Chaotic Good adventurer on a quest to optimize the lives of others. Husband & Father to Wolverines. Founder of RETSO + Managing Director at Path & Post.



  1. Mike Lefebvre

    September 15, 2008 at 7:07 pm

    I read the whole thing looking for the ice cream tie-in because, I too, am a slave to this frozen temptress. Even when it’s bad, it’s still pretty damn good. Great advice for agents looking to keep on top of local happenings and manage the rocky road of local politics (ugh…sorry).

    Based on your post, I’m suggesting a make-your-own-sundae bar at the next council meeting.
    Dig in, Governor!

  2. Jim Duncan

    September 15, 2008 at 9:22 pm

    Brad –

    Thank you for an outstanding post and reminder! Politics touches nearly every facet of our lives – personal and professional.

    A sampling – impact fees, grantor’s tax, water tap fees, mil rates, schools’ budgets, growth management, transit and transportation – the list is endless; every single one of these affects our business in one form or another.

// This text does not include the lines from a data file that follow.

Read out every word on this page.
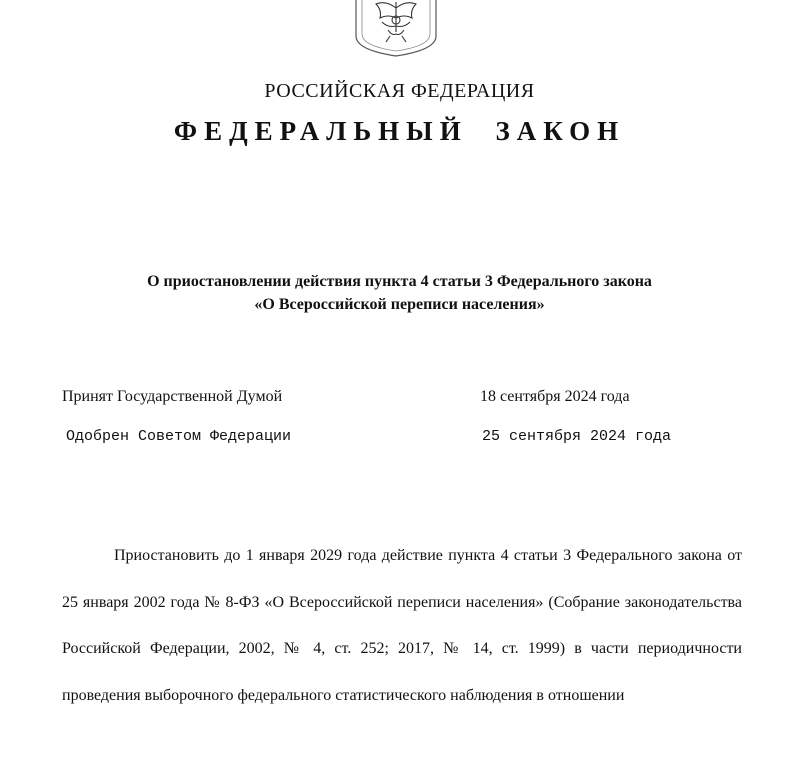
РОССИЙСКАЯ ФЕДЕРАЦИЯ
ФЕДЕРАЛЬНЫЙ ЗАКОН
О приостановлении действия пункта 4 статьи 3 Федерального закона
«О Всероссийской переписи населения»
Принят Государственной Думой	18 сентября 2024 года
Одобрен Советом Федерации	25 сентября 2024 года

Приостановить до 1 января 2029 года действие пункта 4 статьи 3 Федерального закона от 25 января 2002 года № 8-ФЗ «О Всероссийской переписи населения» (Собрание законодательства Российской Федерации, 2002, № 4, ст. 252; 2017, № 14, ст. 1999) в части периодичности проведения выборочного федерального статистического наблюдения в отношении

    As Realtors and bloggers, it is important to know about, and to educate our readers about issues that affect property values, quality of life and so much more.

    Take the time to go to a public meeting – it’s fascinating what impact seemingly innocuous and impotent conversations can have on everyday life.

  3. Matthew Rathbun

    September 15, 2008 at 9:28 pm


    This is great insight. I’ve been an active RPAC contributor and believe in the system when applied to the local level. It’s been a real challenge to get other realtors to understand taht elections, especially local elections have a significant impact in their long term business.

    All the stuff that Jim noted is VERY true and VERY important. Poorly applied “smart growth” and other bad programs hurt everyone. The real problem is that too many agents are only looking 30 days out to the next closings and not looking years away during a career to see how the decision of the elected officials effect them adn their clients on many different levels.

    P.S. I LOVE Ice Cream!

  4. Rich Jacobson

    September 15, 2008 at 10:29 pm

    Brad: A very timely and exceptionally encouraging article. It amazes me how apathetic we’ve become, especially when we have such a vested interest in the process/decisions being made that can directly affect our financial well-being. I’ve been involved in a huge tidelands issue in a nearby community, where we’ve been fighting against State bureaucracies and departmental red tape. If we’re successful, it would have a major positive impact on future land development. We need to be intimately involved in the local political process!!!

  5. Bill Lublin

    September 16, 2008 at 2:42 am

    You makje a great point, and one that is worth yelling through the Blogiverse at the top of your lungs – Ice Cream may be the perfect food

    But there is another point you made, about the need to have representation in Local politics – that is even larger than the post might indicate – If it weren’t for REALTOR associations on the local , state and national level, our industry would face even more challenges than we do today (which are certainly sufficient). Not onyl through RPAC, but also through RPIC , there are staff and volunteers working diligently to see that we are represented everywhere we need to be – in fact if you were to go to you would see no less than 74 issues NAR is following under the Government Affairs tab – some of which certainly might be worth blogging about

  6. Brad Nix

    September 16, 2008 at 3:12 pm


    Politics is a subject I think most Realtors prefer to ignore or leave to others to sort out. However, I was inspired by the ovation received when I challenged our local commissioner at this morning’s meeting and the general interest by our members present. It seems Realtors care about the issues and want to have a voice (many are now showing up tonight at the public hearing), but just need a push in the right direction, someone to rattle their cages or someone to champion their causes. I encourage everyone to become more aware of local politics and how they relate to real estate (almost everything does). It starts with awareness and then action follows.